Your first Sitecore Search Crawler

Your first Sitecore Search Crawler

You just got access to Sitecore Search. Full of energy, you login for the first time and you stare at the screen with absolutely no idea what to do next. This was me, just a few months ago. In the meantime, I spent quite some time with the tool and it turns out, configuring your first crawler does not have to be overly complex.

Modeling your content

Sitecore Search uses entities and attributes to represent your content. An entity is simply a collection of attributes.

For our example, we will use an entity called Content and some simple attributes for Title, Description and Content Type.

You can access the attributes in the Domain Settings in the Administration section. We will go in more depth about the configuration of attributes in another blog post.

💡
Tip
If you get an error while adding a new attribute, try a hard refresh of the page and add the attribute again.

Defining a Source

To get content into the search index, you need to setup a source. You can find the Sources section in the main navigation.

We will name it default source and select Web Crawler (Advanced) as our connector. This will give us the ability to index content in multiple languages and write JavaScript to extract attributes from the website.

To get your first Sitecore Search Crawler setup, you only need to define a trigger and a document extractor.

Setting up a Trigger

A trigger is the starting point that the crawler uses to look for content to index. For our example, we assume you're using SXA Headless on an XM Cloud solution in combination with the sitemap feature.
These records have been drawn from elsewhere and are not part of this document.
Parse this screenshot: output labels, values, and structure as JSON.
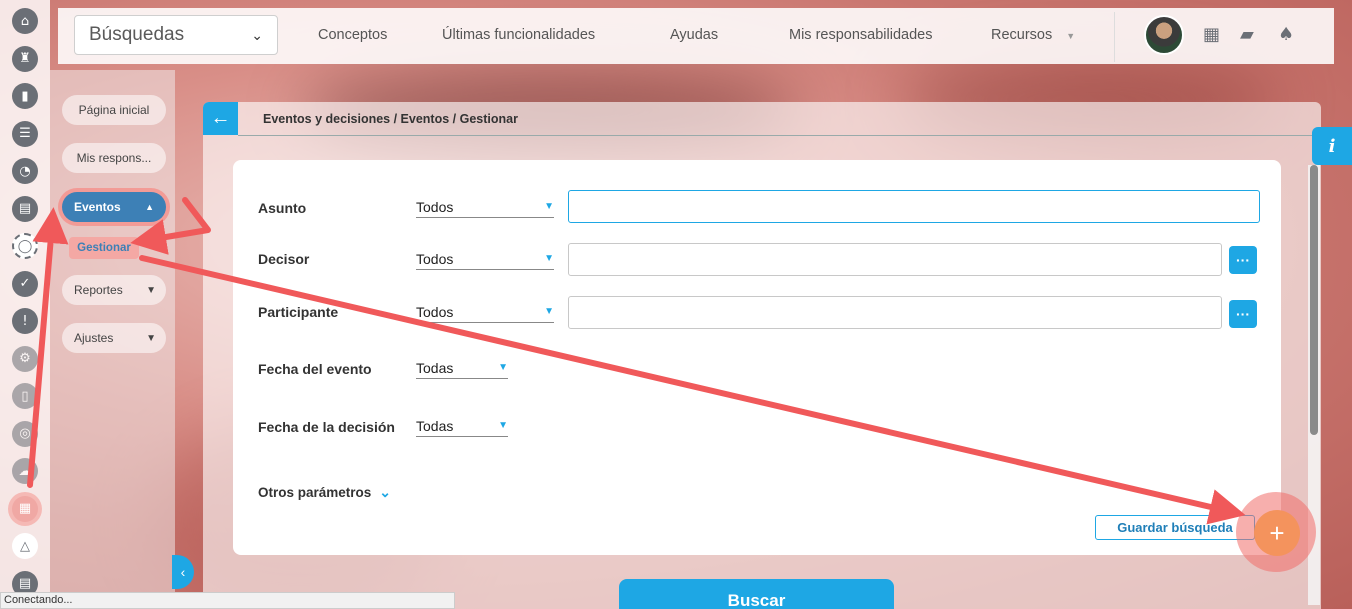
{
  "topbar": {
    "search_select": "Búsquedas",
    "nav": [
      "Conceptos",
      "Últimas funcionalidades",
      "Ayudas",
      "Mis responsabilidades",
      "Recursos"
    ],
    "icons": [
      "avatar",
      "calendar-icon",
      "book-icon",
      "bell-icon"
    ]
  },
  "rail": {
    "icons": [
      "home-icon",
      "chess-rook-icon",
      "bar-chart-icon",
      "list-icon",
      "pie-chart-icon",
      "document-icon",
      "cycle-icon",
      "check-circle-icon",
      "warning-icon",
      "cog-icon",
      "clipboard-icon",
      "target-icon",
      "cloud-icon",
      "calendar-icon",
      "network-icon",
      "file-icon"
    ]
  },
  "sidebar": {
    "pagina_inicial": "Página inicial",
    "mis_respons": "Mis respons...",
    "eventos": "Eventos",
    "gestionar": "Gestionar",
    "reportes": "Reportes",
    "ajustes": "Ajustes"
  },
  "panel": {
    "breadcrumb": "Eventos y decisiones / Eventos / Gestionar"
  },
  "form": {
    "asunto": {
      "label": "Asunto",
      "value": "Todos"
    },
    "decisor": {
      "label": "Decisor",
      "value": "Todos"
    },
    "participante": {
      "label": "Participante",
      "value": "Todos"
    },
    "fecha_evento": {
      "label": "Fecha del evento",
      "value": "Todas"
    },
    "fecha_decision": {
      "label": "Fecha de la decisión",
      "value": "Todas"
    },
    "otros": "Otros parámetros",
    "guardar": "Guardar búsqueda",
    "buscar": "Buscar"
  },
  "status": "Conectando...",
  "colors": {
    "accent": "#1ea7e4",
    "active_nav": "#3d80b6",
    "fab": "#f4935d",
    "annotation_arrow": "#f0595a"
  }
}
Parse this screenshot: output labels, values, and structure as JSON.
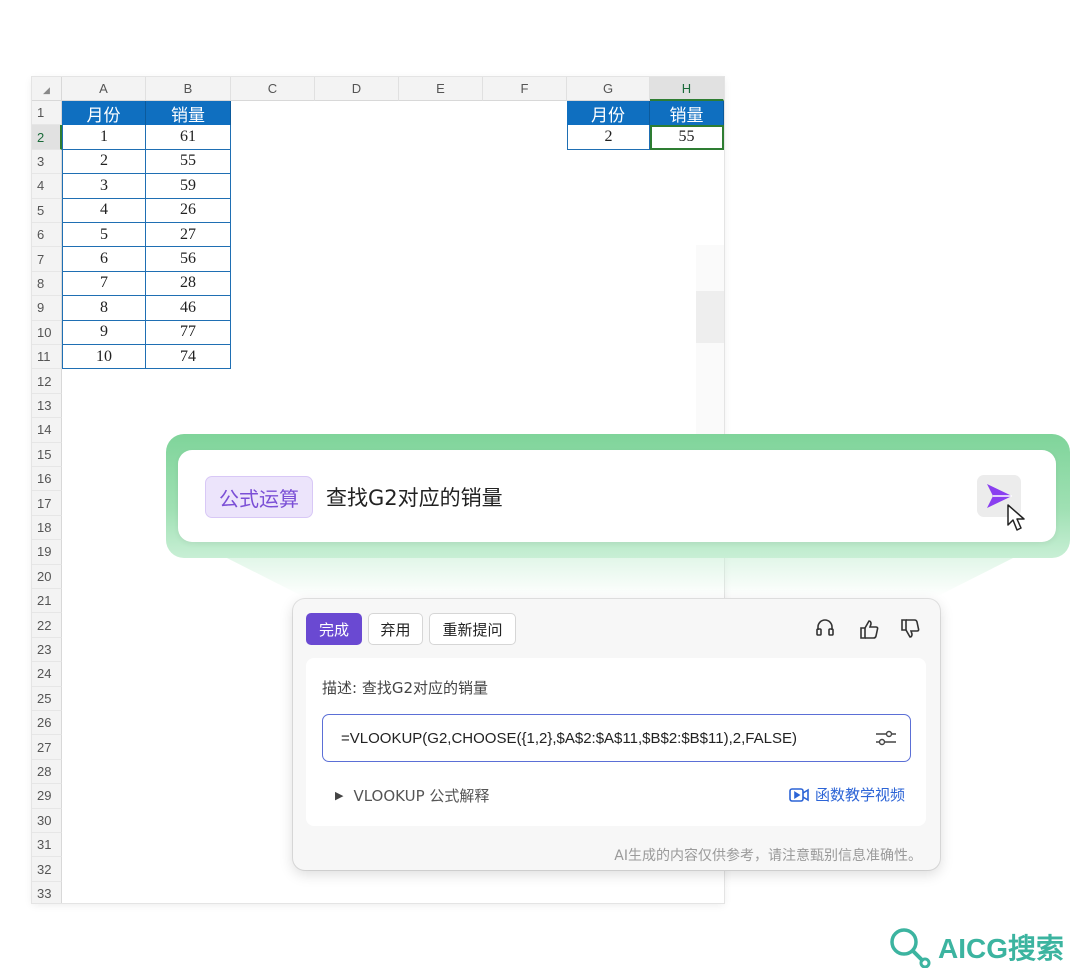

Setting up a Document Extractor

A document extractor adds an index document from your source content for each URL. We create a JavaScript extractor with one tagger.

The tagger is your JavaScript code that reads data from the website and adds it to the index document. A very simple tagger for our example could look something like that:

function extract(request, response) {
  $ = response.body;

  var pageContentType = $('meta[name="content_type"]').attr('content') || 'Content';

  var title =
    $('h1.intro__title').text() ||
    $('meta[property="og:title"]').attr('content') ||
    $('title').text();

  var description =
    $('meta[name="description"]').attr('content') ||
    $('meta[property="og:description"]').attr('content') ||
    $('div.intro__content').find('p').text();

  return {
    type: pageContentType,
    name: title,
    description: description,
  };
}

We read the pageContentType from the meta tags. The title we try to extract from the content itself, with fallbacks to other properties of the page. For the description, we do the opposite - check meta tags first and fallback to the content later. Then, we return a JavaScript object, where the properties must match the attribute names defined earlier.

Publish the changes

Once you finished your configuration, you need to publish the source. Publishing will also add a recrawl job to the queue. The job will use the trigger as a starting point and use the document extractor to create the index documents.

Check the Index

After the index job has finished, you can look at the indexed documents in the Content view in the Content Collection main navigation entry.

Clicking on an entry reveals the attributes and their values.

Outlook

With this very high-level introduction to Sitecore Search, we are only starting to scratch the surface of what it can add to your platform. In future blog posts we will look at other aspects of the tool and also go deeper in certain areas to start leveraging the full potential Sitecore Search.